Ho scelto questo titolo non solo per riferirmi al lavoro sul territorio costiero svolto dagli studenti universitari (progetto tuttora in corso di sviluppo dal titolo Adriatic coast to coast) ma anche per sottolineare, recuperando l’originario significato, che il SI Fest è lo spazio delle opportunità per farsi conoscere. Savignano è la terra della fotografia.

Ho assistito a più conferenze, gli argomenti, tutti interessanti, sono stati trattati da nomi importanti della fotografia, elenco brevementi quelle a cui sono riuscito a partecipare.

MAX PAM ha parlato della realizzazione di un libro fotografico, riferendosi alla sua esperienza personale, assieme al suo editore Pierre Bessard.

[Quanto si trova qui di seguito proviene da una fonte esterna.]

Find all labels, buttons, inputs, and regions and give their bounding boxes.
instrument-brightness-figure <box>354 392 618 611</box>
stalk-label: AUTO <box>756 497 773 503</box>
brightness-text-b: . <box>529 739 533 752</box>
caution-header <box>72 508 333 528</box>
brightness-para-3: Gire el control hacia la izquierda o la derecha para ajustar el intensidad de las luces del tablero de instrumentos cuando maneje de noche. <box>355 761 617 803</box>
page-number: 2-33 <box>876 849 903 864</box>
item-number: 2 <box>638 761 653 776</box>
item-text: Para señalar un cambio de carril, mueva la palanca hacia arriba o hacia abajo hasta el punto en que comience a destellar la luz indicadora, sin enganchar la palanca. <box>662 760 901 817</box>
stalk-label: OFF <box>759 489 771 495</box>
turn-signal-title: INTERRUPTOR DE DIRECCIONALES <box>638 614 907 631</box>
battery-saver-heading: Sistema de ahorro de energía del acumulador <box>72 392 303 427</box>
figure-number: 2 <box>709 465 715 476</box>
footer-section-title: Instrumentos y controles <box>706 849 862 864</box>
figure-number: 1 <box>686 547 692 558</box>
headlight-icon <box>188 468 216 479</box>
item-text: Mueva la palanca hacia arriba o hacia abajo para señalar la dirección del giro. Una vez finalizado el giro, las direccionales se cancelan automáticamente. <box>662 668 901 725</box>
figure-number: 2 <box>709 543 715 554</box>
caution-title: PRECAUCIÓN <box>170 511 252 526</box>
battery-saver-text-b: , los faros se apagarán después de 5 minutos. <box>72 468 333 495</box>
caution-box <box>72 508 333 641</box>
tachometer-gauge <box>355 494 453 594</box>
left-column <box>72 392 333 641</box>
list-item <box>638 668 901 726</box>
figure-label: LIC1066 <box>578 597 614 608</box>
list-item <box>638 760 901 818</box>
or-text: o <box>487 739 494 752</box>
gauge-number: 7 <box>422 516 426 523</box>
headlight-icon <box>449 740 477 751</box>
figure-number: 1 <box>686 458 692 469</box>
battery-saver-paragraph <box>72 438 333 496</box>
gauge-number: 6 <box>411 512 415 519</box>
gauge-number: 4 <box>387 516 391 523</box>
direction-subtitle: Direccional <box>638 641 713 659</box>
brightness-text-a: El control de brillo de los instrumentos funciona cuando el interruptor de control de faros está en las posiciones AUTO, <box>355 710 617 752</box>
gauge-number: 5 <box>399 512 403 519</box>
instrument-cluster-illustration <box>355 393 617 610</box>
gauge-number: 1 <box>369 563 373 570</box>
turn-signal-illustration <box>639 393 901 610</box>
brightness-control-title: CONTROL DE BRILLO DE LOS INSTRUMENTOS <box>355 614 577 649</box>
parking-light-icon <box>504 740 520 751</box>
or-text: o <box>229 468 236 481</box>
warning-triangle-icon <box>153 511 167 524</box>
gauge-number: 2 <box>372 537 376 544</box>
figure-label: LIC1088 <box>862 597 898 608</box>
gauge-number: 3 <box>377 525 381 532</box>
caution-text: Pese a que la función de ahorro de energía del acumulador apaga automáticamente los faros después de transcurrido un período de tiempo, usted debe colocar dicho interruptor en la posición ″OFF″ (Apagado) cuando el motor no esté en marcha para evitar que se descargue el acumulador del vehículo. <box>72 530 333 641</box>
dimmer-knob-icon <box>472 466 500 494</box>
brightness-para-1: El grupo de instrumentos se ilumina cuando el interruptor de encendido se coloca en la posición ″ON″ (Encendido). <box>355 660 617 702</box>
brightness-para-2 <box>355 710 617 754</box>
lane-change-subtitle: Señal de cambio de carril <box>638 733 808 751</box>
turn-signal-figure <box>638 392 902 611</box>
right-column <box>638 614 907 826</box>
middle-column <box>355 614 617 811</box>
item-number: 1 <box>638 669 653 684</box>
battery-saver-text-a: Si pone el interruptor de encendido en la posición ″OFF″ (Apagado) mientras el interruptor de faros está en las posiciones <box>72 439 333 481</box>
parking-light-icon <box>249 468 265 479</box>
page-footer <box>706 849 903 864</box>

MARCO LACHI ha presentato il suo libro sul Sud Africa esattamente su Città del Capo, frutto di una collaborazione con uno scrittore. Vi era andato in occasione dei mondiali di calcio.

FRANCO VACCARI con la sua simpatia rappresenta assieme a JOACHIM SCHMID, il nuovo filone della fotografia che annulla il ruolo del fotografo-autore-artista.

BOTMAN con le sue stampe ai sali d’argento e con i temi trattati mi ha fatto pensare alla poesia intimistica e a quella ermetica. Per lui realizzare un libro è creare un’opera, non un semplice rimando ai suoi lavori. I suoi libri non sono cataloghi.

MARCO VACCA, RENATA FERRI, FABIO SEVERO, MICHELE SMARGIASSI, MAURIZIO GAROFALO e GIORGIO DI NOTO (vincitore nel 2012 del Premio Pesaresi) hanno trattato del fotogiornalismo, l’importanza del valore testimoniale e della referenzialità.

Mi sono rimasti impressi i lavori di Eleonora Milner “Area videosorvegliata”; “Flussi” di Veronica Maccari; una simpatica conversazione con Giuliana Fantoni autrice di “Shapes Recording”; “I delfini…” di Sara Munari; “Rifugi” di Lorenzo Taccioli che quest’anno ha esposto al Palazzo Ducale di Genova il suo progetto “Back to Nature” presentato l’anno scorso al SI Fest OFF.

Come giustamente ha osservato Tomas Maggioli, coordinatore del SI Fest OFF, quando entri negli spazi OFF non sai cosa vedrai, è una sorpresa.

Mi ha colpito anche lo spirito d’iniziativa e la voglia di partecipare del giovane Luca Baldini che ha improvvisato una performance esponendo per C.so Vendemini le sue tavole fotografiche.

Questo è lo spirito del SI Fest, il punto di arrivo e di partenza di molte prospettive, sia professionali, sia amatoriali.